Dosya içeriğine, toplanan delillere, hükmün dayandığı yasal ve hukuksal gerekçeye ve özellikle satış sözleşmesinin tarafı olmadığı gözetilerek davalı … yönünden taraf sıfatı yokluğundan davanın reddine karar verilmesinde bir isabetsizlik bulunmamaktadır. Davacının bu yöndeki temyiz itirazları yerinde görülmediğinden reddine.
Öte yandan, hile her türlü delille ispat edilebileceği gibi iptal hakkının kullanılması hiç bir şekle bağlı değildir. Aldatmanın öğrenildiği tarihten itibaren bir yıllık hak düşürücü süre içerisinde karşı tarafa yöneltilecek bir irade açıklaması, defi yahut dava yoluyla da kullanılabilir.
Somut olaya gelince, her ne kadar mahkemece 6098 sayılı TBK’nun 39. maddesinde düzenlenen bir yıllık hak düşürücü sürenin geçtiği kabul edilmiş ise de; davacının dava dilekçesinde hileyi yaptırdığı ölçüm ile öğrendiğini belirttiği, buna ilişkin dava dilekçesine ekli olarak sunduğu aplikasyon haritasının da 10.02.2014 tarihli olduğu, eldeki davanın ise 13.10.2014 tarihinde açıldığı gözetildiğinde davanın süresinde açıldığı anlaşılmaktadır.

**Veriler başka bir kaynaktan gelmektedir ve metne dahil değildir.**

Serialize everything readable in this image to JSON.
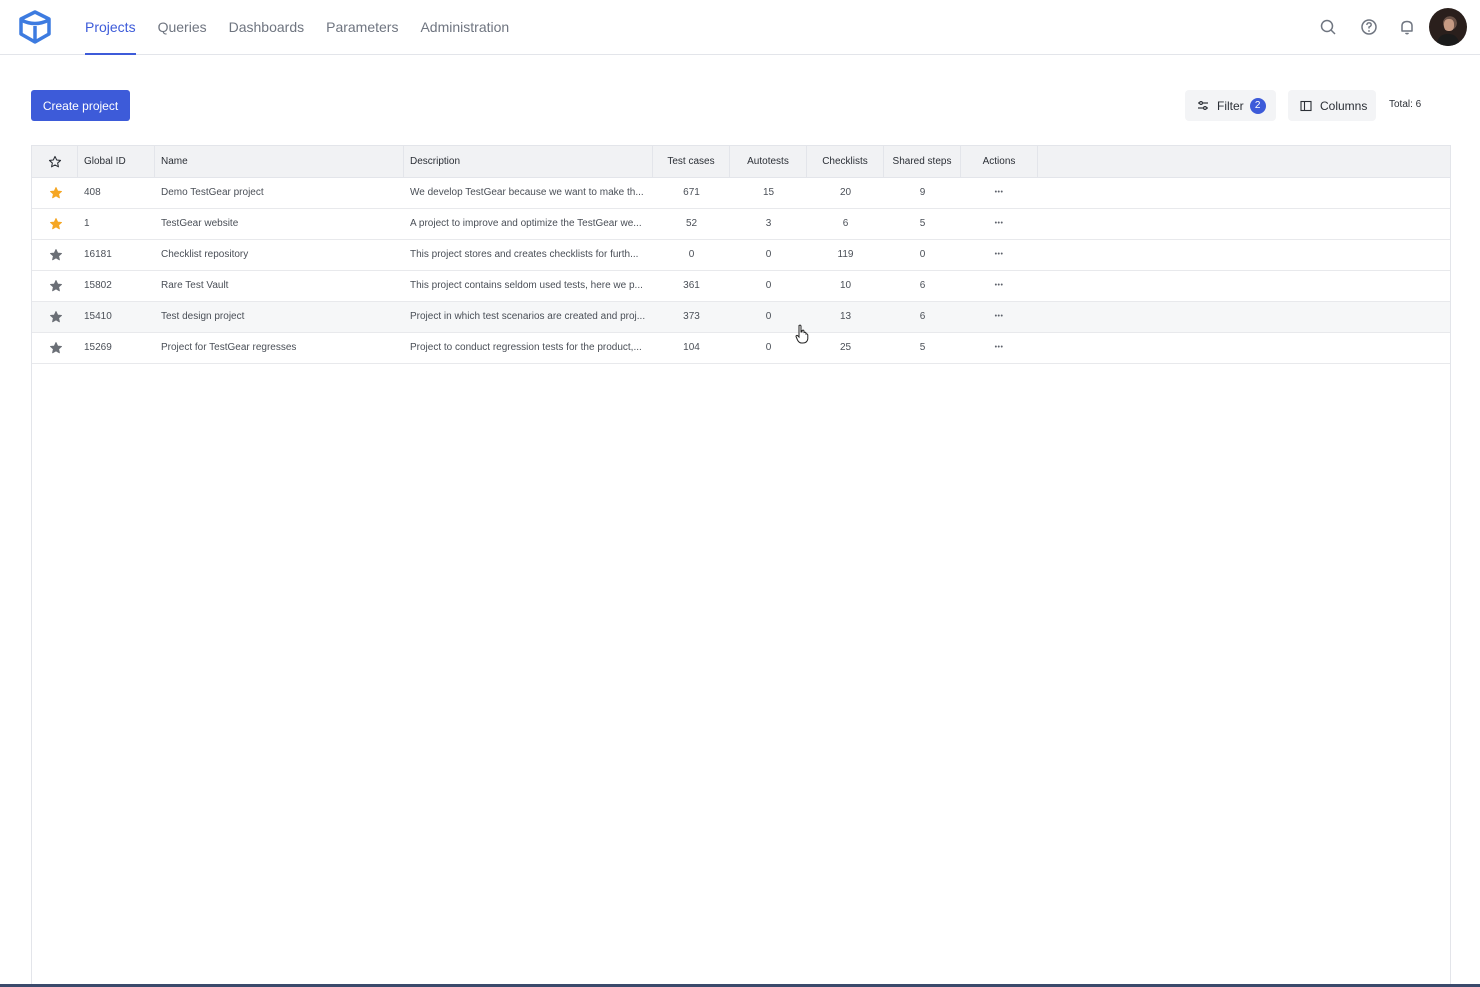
{
  "nav": {
    "items": [
      {
        "label": "Projects",
        "active": true
      },
      {
        "label": "Queries",
        "active": false
      },
      {
        "label": "Dashboards",
        "active": false
      },
      {
        "label": "Parameters",
        "active": false
      },
      {
        "label": "Administration",
        "active": false
      }
    ]
  },
  "header_icons": [
    "search-icon",
    "help-icon",
    "bell-icon"
  ],
  "toolbar": {
    "create_label": "Create project",
    "filter_label": "Filter",
    "filter_count": "2",
    "columns_label": "Columns",
    "total_label": "Total: 6"
  },
  "table": {
    "columns": [
      "Global ID",
      "Name",
      "Description",
      "Test cases",
      "Autotests",
      "Checklists",
      "Shared steps",
      "Actions"
    ],
    "rows": [
      {
        "favorite": true,
        "id": "408",
        "name": "Demo TestGear project",
        "description": "We develop TestGear because we want to make th...",
        "test_cases": "671",
        "autotests": "15",
        "checklists": "20",
        "shared_steps": "9"
      },
      {
        "favorite": true,
        "id": "1",
        "name": "TestGear website",
        "description": "A project to improve and optimize the TestGear we...",
        "test_cases": "52",
        "autotests": "3",
        "checklists": "6",
        "shared_steps": "5"
      },
      {
        "favorite": false,
        "id": "16181",
        "name": "Checklist repository",
        "description": "This project stores and creates checklists for furth...",
        "test_cases": "0",
        "autotests": "0",
        "checklists": "119",
        "shared_steps": "0"
      },
      {
        "favorite": false,
        "id": "15802",
        "name": "Rare Test Vault",
        "description": "This project contains seldom used tests, here we p...",
        "test_cases": "361",
        "autotests": "0",
        "checklists": "10",
        "shared_steps": "6"
      },
      {
        "favorite": false,
        "id": "15410",
        "name": "Test design project",
        "description": "Project in which test scenarios are created and proj...",
        "test_cases": "373",
        "autotests": "0",
        "checklists": "13",
        "shared_steps": "6"
      },
      {
        "favorite": false,
        "id": "15269",
        "name": "Project for TestGear regresses",
        "description": "Project to conduct regression tests for the product,...",
        "test_cases": "104",
        "autotests": "0",
        "checklists": "25",
        "shared_steps": "5"
      }
    ]
  },
  "colors": {
    "accent": "#3d5bd9",
    "star_favorite": "#f5a623",
    "star_default": "#6b6f76"
  }
}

Hal böyle olunca, davalı şirket yönünden davanın süresi içerisinde açıldığı gözetilerek tarafların bildirdikleri delillerin toplanması, toplanan ve toplanacak deliller birlikte değerlendirilerek varılacak sonuç çerçevesinde bir karar verilmesi gerekirken noksan soruşturma ile yetinilerek yazılı şekilde karar verilmesi doğru değildir.
Davacının bu yöne ilişkin yerinde bulunan temyiz itirazlarının kabulü ile, hükmün (6100 sayılı Yasanın geçici 3.maddesi yollaması ile) 1086 sayılı HUMK’un 428.maddesi gereğince BOZULMASINA, alınan peşin harcın temyiz edene geri verilmesine, 14.01.2019 tarihinde oybirliğiyle karar verildi.